3-Way – Rory Miller

3-way

One of the things that makes communication difficult and some problems hard to solve is that very different things can be the same thing.

I wrote about DV as an example of taxonomies some time ago.
Antisocial Personality Disorder and Narcissistic Personality Disorder are both different, but they get to the same place, seeing people as tools or toys to be used. And the old saw that “there are many paths to the top of the mountain” ignores the fact that there are actually many mountains, with many different points of view and the path you choose will change how you see the view more than the elevation.

I do believe some people are born unable to see that other people are real. It’s an emotional thing and there is a sliding scale to it. At the extreme end, this is like a video game and other people are just pixels. Slightly less intense, many criminals don’t feel shame. They just don’t get it (See Fleisher’s Beggars and Thieves for some corroboration).

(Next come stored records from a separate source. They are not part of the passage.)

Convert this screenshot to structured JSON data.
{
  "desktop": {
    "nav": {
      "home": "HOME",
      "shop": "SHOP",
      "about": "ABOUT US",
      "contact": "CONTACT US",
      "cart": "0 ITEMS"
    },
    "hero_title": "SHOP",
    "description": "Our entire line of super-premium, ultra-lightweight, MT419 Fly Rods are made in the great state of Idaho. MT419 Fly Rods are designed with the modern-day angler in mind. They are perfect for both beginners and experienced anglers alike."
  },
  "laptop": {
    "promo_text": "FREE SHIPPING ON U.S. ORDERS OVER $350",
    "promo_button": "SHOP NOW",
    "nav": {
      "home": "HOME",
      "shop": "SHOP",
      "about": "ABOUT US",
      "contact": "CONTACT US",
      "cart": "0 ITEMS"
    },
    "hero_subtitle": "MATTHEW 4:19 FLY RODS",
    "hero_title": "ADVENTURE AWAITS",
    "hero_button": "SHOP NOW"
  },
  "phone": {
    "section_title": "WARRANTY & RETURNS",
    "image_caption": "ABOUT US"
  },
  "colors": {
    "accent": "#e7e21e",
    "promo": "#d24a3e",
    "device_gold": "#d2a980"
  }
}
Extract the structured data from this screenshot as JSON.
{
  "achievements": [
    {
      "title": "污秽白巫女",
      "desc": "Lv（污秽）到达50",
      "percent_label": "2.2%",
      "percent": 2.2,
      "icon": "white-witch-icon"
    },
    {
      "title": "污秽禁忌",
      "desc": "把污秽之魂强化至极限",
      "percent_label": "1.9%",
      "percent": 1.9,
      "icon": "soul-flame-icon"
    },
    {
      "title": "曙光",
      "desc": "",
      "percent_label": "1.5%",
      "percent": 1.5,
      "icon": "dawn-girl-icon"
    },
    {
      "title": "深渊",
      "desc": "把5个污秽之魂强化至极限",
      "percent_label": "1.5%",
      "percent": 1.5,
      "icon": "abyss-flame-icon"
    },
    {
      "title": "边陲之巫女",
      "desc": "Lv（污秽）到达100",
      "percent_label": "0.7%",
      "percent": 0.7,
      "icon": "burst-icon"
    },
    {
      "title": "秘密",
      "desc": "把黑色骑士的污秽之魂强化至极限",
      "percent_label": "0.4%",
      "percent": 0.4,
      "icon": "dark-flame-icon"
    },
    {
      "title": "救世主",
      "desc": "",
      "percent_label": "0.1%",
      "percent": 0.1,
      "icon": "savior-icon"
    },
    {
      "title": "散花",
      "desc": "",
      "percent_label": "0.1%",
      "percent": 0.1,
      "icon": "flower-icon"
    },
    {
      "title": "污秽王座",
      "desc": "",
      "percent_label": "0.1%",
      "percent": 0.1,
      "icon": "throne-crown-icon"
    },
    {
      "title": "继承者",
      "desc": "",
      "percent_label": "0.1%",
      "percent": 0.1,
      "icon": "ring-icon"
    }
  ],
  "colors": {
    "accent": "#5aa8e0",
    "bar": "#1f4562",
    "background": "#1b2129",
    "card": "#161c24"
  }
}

About half of my friends feel “trust” as an emotion and the others see it as a decision, but with no feeling associated. Which leads me to believe that it is probably possible to scale people’s emotional palette.

That was a bit of an aside.
I believe some people are born sociopaths, and essentially don’t have the capacity to develop an emotional palette that includes compassion or empathy. I believe a larger number have the capacity but it was never developed– Babies are born inherently selfish and egocentric and must be taught that other people have feelings just like them. If that teaching fails, the child will be heartless. Sociopath? Functionally, but a very different mechanism.

And one can be placed in an environment where heartlessness is the only effective survival strategy. Humans are adaptable, and even people who will not be heartless on their own behalf can become heartless if that is the only way to protect or feed their children. It’s rare, fortunately, and almost all of society is set up to prevent this. And the older and more entrenched you might be in your early socialization, the harder it will be to actually act… but in an environment where ruthlessness is necessary to survival, the survivors will be ruthless.

So, rambling as that was, three ways to get to almost anything. And none of those three ways are separate, they all interact:

Nature, socialization and selection.

If you have a genetic gift, you can be very fast.
If you are raised in a society where speed is rewarded and slowness punished, your childhood games will be based on developing speed. You’ll be faster than someone with similar genetics raised differently.
And if all the slow kids die, the surviving kids will be fast.

For fighting or combat or making friends– some have the right genetic mix of physical and mental attributes. Some learned. And some adapted because they had no choice.

For good things and bad things. That has a lot of implications for us as trainers, voters, people. It’s not a single lens, not one size fits all. Do we want to train survivors? Selection doesn’t do that, it weeds out the ones who need training most. Do we want to fix crime or any social problem? Eugenics, education and social welfare are three historic attempts to do that, each aimed at one of the three paths.